JAKARTA – Salah satu pendiri Aliansi Mahasiswa Islam Nusantara (AMIN) Napoleon Oxtober Bonaparte menyayangkan terjadinya bentrok fisik di Pulau Rempang, Batam, Kepulauan Riau dalam proses relokasi warga.
“Kami meminta cara-cara yang mengedepankan humanisme,” kata Napoleon kepada awak media di Jakarta, Sabtu (9/9/2023).
Bentrok terjadi antara warga yang menolak direlokasi alias digusur ke pemukiman lain, karena kawasan tersebut dinyatakan masuk dalam zona industrialisasi baru BP Batam.
Napoleon menilai, alasan investasi jangan sampai membuat semua cara dihalalkan, apalagi sampai terjadi kekerasan.
“Bicara investasi, maka juga tetap mengedepankan kearifan lokal dan masyarakat di tempat itu,” tukasnya.
Napoleon memahami bahwa di pulau Rempang itu akan dibangun investasi, yakni pabrik kaca terbesar di dunia. Namun semua harus diperhatikan, dampak dan konsekuensi secara ekologis maupun sosiologis dalam jangka panjang.

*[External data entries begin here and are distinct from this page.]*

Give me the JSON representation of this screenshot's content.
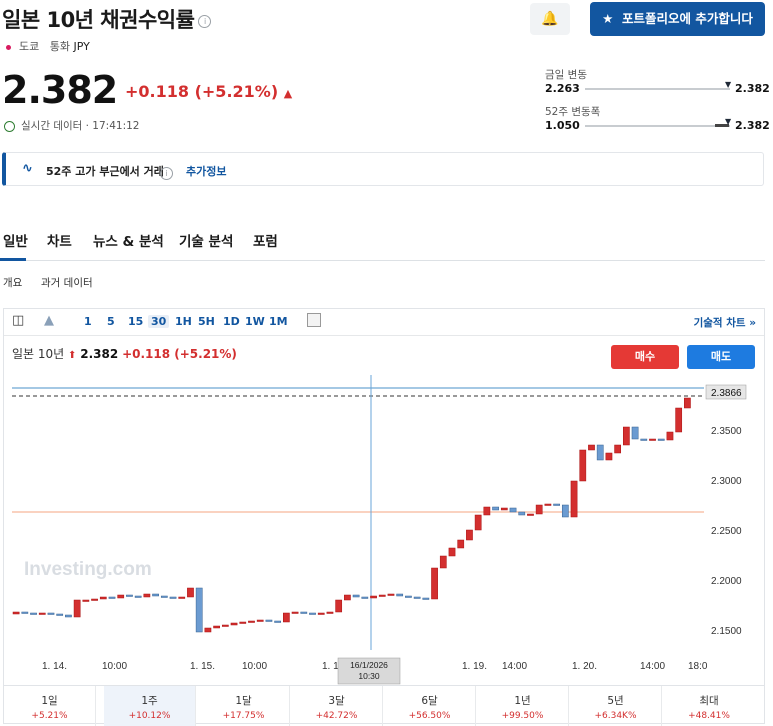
{
  "header": {
    "title": "일본 10년 채권수익률",
    "exchange": "도쿄",
    "currency_label": "통화",
    "currency": "JPY",
    "add_portfolio_label": "포트폴리오에 추가합니다"
  },
  "quote": {
    "price": "2.382",
    "change": "+0.118 (+5.21%)",
    "realtime_label": "실시간 데이터 · 17:41:12"
  },
  "ranges": {
    "day_label": "금일 변동",
    "day_low": "2.263",
    "day_high": "2.382",
    "week52_label": "52주 변동폭",
    "week52_low": "1.050",
    "week52_high": "2.382"
  },
  "banner": {
    "text": "52주 고가 부근에서 거래",
    "more": "추가정보"
  },
  "tabs": [
    "일반",
    "차트",
    "뉴스 & 분석",
    "기술 분석",
    "포럼"
  ],
  "subtabs": [
    "개요",
    "과거 데이터"
  ],
  "toolbar": {
    "timeframes": [
      "1",
      "5",
      "15",
      "30",
      "1H",
      "5H",
      "1D",
      "1W",
      "1M"
    ],
    "selected_timeframe": "30",
    "tech_chart_label": "기술적 차트 »"
  },
  "legend": {
    "name": "일본 10년",
    "price": "2.382",
    "change": "+0.118 (+5.21%)"
  },
  "actions": {
    "buy": "매수",
    "sell": "매도"
  },
  "chart_data": {
    "type": "candlestick",
    "watermark": "Investing.com",
    "y_ticks": [
      "2.3500",
      "2.3000",
      "2.2500",
      "2.2000",
      "2.1500"
    ],
    "price_marker": "2.3866",
    "x_labels": [
      "1. 14.",
      "10:00",
      "1. 15.",
      "10:00",
      "1. 1",
      "1. 19.",
      "14:00",
      "1. 20.",
      "14:00",
      "18:0"
    ],
    "crosshair_label": [
      "16/1/2026",
      "10:30"
    ],
    "y_range": [
      2.13,
      2.4
    ],
    "close_series": [
      2.168,
      2.167,
      2.166,
      2.167,
      2.166,
      2.165,
      2.163,
      2.18,
      2.18,
      2.181,
      2.183,
      2.182,
      2.185,
      2.184,
      2.183,
      2.186,
      2.184,
      2.183,
      2.182,
      2.183,
      2.192,
      2.148,
      2.152,
      2.154,
      2.155,
      2.157,
      2.158,
      2.159,
      2.16,
      2.159,
      2.158,
      2.167,
      2.168,
      2.167,
      2.166,
      2.167,
      2.168,
      2.18,
      2.185,
      2.183,
      2.182,
      2.184,
      2.185,
      2.186,
      2.184,
      2.183,
      2.182,
      2.181,
      2.212,
      2.224,
      2.232,
      2.24,
      2.25,
      2.265,
      2.273,
      2.27,
      2.272,
      2.268,
      2.265,
      2.266,
      2.275,
      2.276,
      2.275,
      2.263,
      2.299,
      2.33,
      2.335,
      2.32,
      2.327,
      2.335,
      2.353,
      2.341,
      2.34,
      2.341,
      2.34,
      2.348,
      2.372,
      2.382
    ]
  }
}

“Semua harus dikaji, baik AMDAL dan dampak lainnya, serta kebaikan yang akan didapat atas berdirinya pabrik kaca terbesar pertama di dunia di luar cina ini,” papar Napoleon.
Pada intinya, jelas Napoleon, urung rembuk masyarakat itu perlu dilakukan lebih mendalam, apa lagi ini menyangkut jati diri masyarakat yang menempati kawasan tersebut.
Napoleon pun mengingatkan kembali amanat Undang-Undang Dasar (UUD) 1945, bahwa: Bumi air dikuasai oleh negara untuk kesejahteraan masyarakat seluas-luasnya.
“Saya yakin jika (relokasi, red) dilakukan secara humanisme pasti ketemu win solusinya,” tandas Napoleon.
Ia mengaku sangat perihatin jika sampai ada korban jiwa dalam kemelut Pulau Rempang.
“Negara harus tampil bijak tidak seperti dalam tekanan investor. Biarkan proses humanisme ini berjalan baik dan benar, sehingga tidak ada konflik lokal maupun nasional nantinya,” tuntas Napoleon.